Housing a Major Focus of New State of Ohio Operating Budget Funding

The lack of housing supply in urban and rural markets has become a major corporate site location concern for companies considering developing a project in most communities. If housing is not available for a company’s workers, it does not matter how great the local and state economic development incentives are or how low the cost of doing business or how great the workforce is.  The state of Ohio through the passage of the state operating budget recently made a major move to make the development of additional housing a critical focus for the Buckeye State.  The state operating budget supporting the growth of housing in Ohio through funding with several programs.

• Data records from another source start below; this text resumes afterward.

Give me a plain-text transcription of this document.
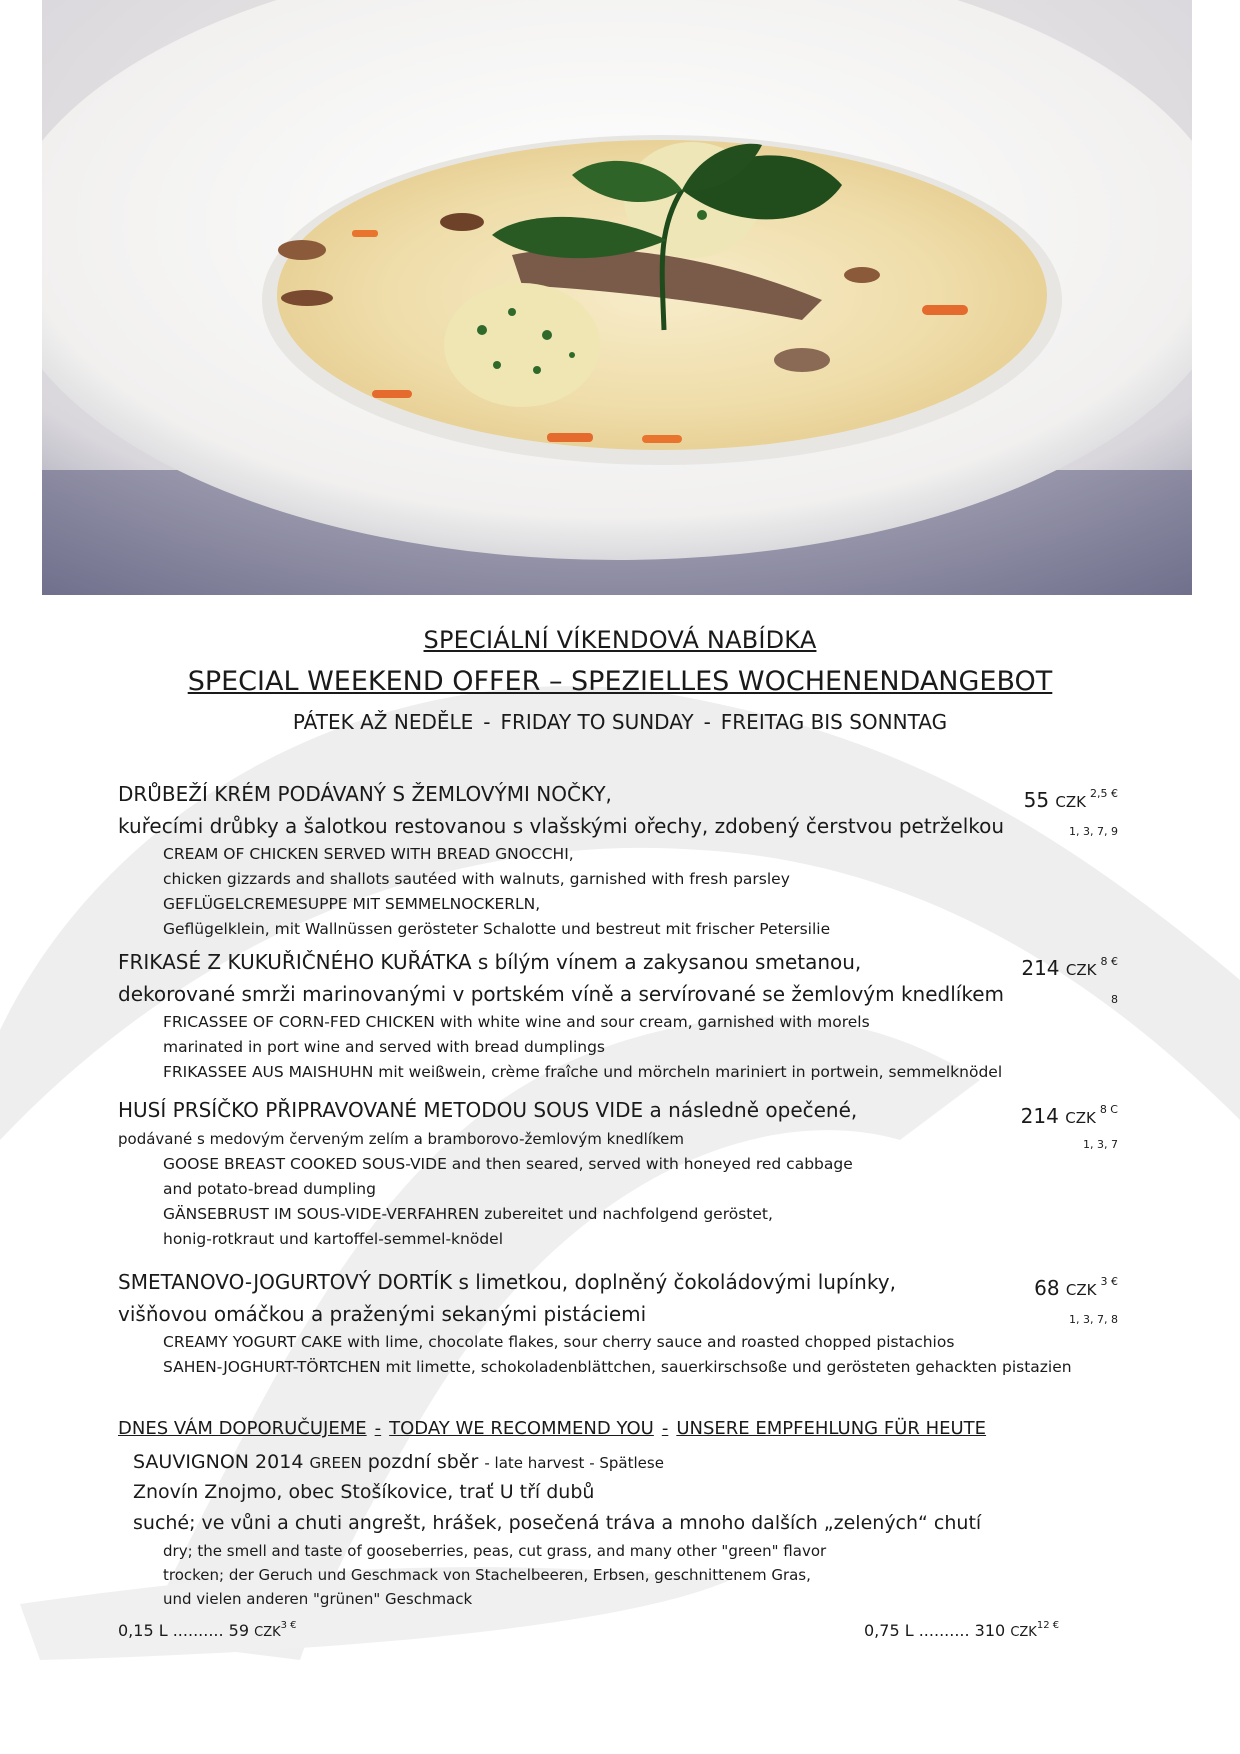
SPECIÁLNÍ VÍKENDOVÁ NABÍDKA
SPECIAL WEEKEND OFFER – SPEZIELLES WOCHENENDANGEBOT
PÁTEK AŽ NEDĚLE - FRIDAY TO SUNDAY - FREITAG BIS SONNTAG
DRŮBEŽÍ KRÉM PODÁVANÝ S ŽEMLOVÝMI NOČKY,	55 CZK $^{2,5 €}$
kuřecími drůbky a šalotkou restovanou s vlašskými ořechy, zdobený čerstvou petrželkou	1, 3, 7, 9
CREAM OF CHICKEN SERVED WITH BREAD GNOCCHI,
chicken gizzards and shallots sautéed with walnuts, garnished with fresh parsley
GEFLÜGELCREMESUPPE MIT SEMMELNOCKERLN,
Geflügelklein, mit Wallnüssen gerösteter Schalotte und bestreut mit frischer Petersilie
FRIKASÉ Z KUKUŘIČNÉHO KUŘÁTKA s bílým vínem a zakysanou smetanou,	214 CZK $^{8 €}$
dekorované smrži marinovanými v portském víně a servírované se žemlovým knedlíkem	8
FRICASSEE OF CORN-FED CHICKEN with white wine and sour cream, garnished with morels
marinated in port wine and served with bread dumplings
FRIKASSEE AUS MAISHUHN mit weißwein, crème fraîche und mörcheln mariniert in portwein, semmelknödel
HUSÍ PRSÍČKO PŘIPRAVOVANÉ METODOU SOUS VIDE a následně opečené,	214 CZK $^{8 C}$
podávané s medovým červeným zelím a bramborovo-žemlovým knedlíkem	1, 3, 7
GOOSE BREAST COOKED SOUS-VIDE and then seared, served with honeyed red cabbage
and potato-bread dumpling
GÄNSEBRUST IM SOUS-VIDE-VERFAHREN zubereitet und nachfolgend geröstet,
honig-rotkraut und kartoffel-semmel-knödel
SMETANOVO-JOGURTOVÝ DORTÍK s limetkou, doplněný čokoládovými lupínky,	68 CZK $^{3 €}$
višňovou omáčkou a praženými sekanými pistáciemi	1, 3, 7, 8
CREAMY YOGURT CAKE with lime, chocolate flakes, sour cherry sauce and roasted chopped pistachios
SAHEN-JOGHURT-TÖRTCHEN mit limette, schokoladenblättchen, sauerkirschsoße und gerösteten gehackten pistazien
DNES VÁM DOPORUČUJEME - TODAY WE RECOMMEND YOU - UNSERE EMPFEHLUNG FÜR HEUTE
SAUVIGNON 2014 GREEN pozdní sběr - late harvest - Spätlese
Znovín Znojmo, obec Stošíkovice, trať U tří dubů
suché; ve vůni a chuti angrešt, hrášek, posečená tráva a mnoho dalších „zelených“ chutí
dry; the smell and taste of gooseberries, peas, cut grass, and many other "green" flavor
trocken; der Geruch und Geschmack von Stachelbeeren, Erbsen, geschnittenem Gras,
und vielen anderen "grünen" Geschmack
0,15 L .......... 59 $CZK^{3 €}$	0,75 L .......... 310 $CZK^{12 €}$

New Ohio Low Income Housing Tax Credit (LIHTC). Governor DeWine and the General Assembly created a new Low Income Housing Tax Credit. Providing up-to $100 million in FY24-25 for the new Ohio Housing Finance Agency (OHFA) Tax Credit program. The new program is meant to support the construction of new housing projects in the state. Throughout Ohio the need for quality new housing is at an all-time high, development has not been able to keep pace with population and job growth in certain regions, while in others the need to replace outdated housing stock with newer units has hampered the ability to attract and retain people and jobs. This program along with other tools is a step in the right direction to helping to solve what is quickly turning into a crisis that impacts the states affordable living environment.

New Ohio Single Family Affordable Housing Tax Credit. Like the Low-Income Housing credit, the new single family affordable housing credit will allow up-to $50 million in available credits each fiscal year for the development and construction of new Single Family Homes.

New Ohio First-time Homebuyer Savings Accounts. The operating budget also created a new program to support the growing cost for a first-time homebuyer through the creation of a new tax deduction for saving into a linked0-deposit account designated for the cost of a first-time home buyer. Ohio’s who create an account are eligible for a deduction of up to $10,000 per year per account for couples filing jointly and $5,000 per year per account for individuals, with a lifetime maximum per account of $25,000. The budget authorizes, for account owners, an income tax deduction for interest earned on savings in, and employer contributions to, homeownership savings linked deposit accounts.

Welcome Home Ohio Program. The new program appropriates $50 Million in each fiscal year in new funding in grants to “land banks” to rehabilitate or construct residential properties for income-restricted owners designed to support the revitalization of neighborhoods while providing new or renovated housing options for owners. The program will provide grants of up-to $30,000 for the purposes of the grant and will require properties to be maintained as a single family owned home and will prohibit the rental of the property during a five-year period after the grant is awarded. Under the leadership of Governor Mike DeWine, the Ohio General Assembly illustrated the importance of housing as a critical economic development issues facing communities across the state.

Budget addresses key development hurdle. A key issue to building new housing in the state has been the ability to identify land and to get the appropriate zoning approved for housing development to occur. In recent years the state has seen housing developments stalled or in some cases canceled due to the overturning of township zoning changes. Under current law a zoning ordinance can be put on the ballot in a township for referendum by collecting signatures of not less than 8% of the total vote cast in a township for all candidates for governor at the most recent general election. The budget adopts a higher threshold of 15% to increase the number of electors in a township it will take to reverse the zoning decisions of the elected township trustee board. This change is an important improvement to help address the state’s housing challenges. Without the ability to build new single-family and multi-family homes in areas where Ohioans have chosen to live, due to the desires of small number of residents the state will be at a continued disadvantage when it comes to closing the gap on new housing starts in the state.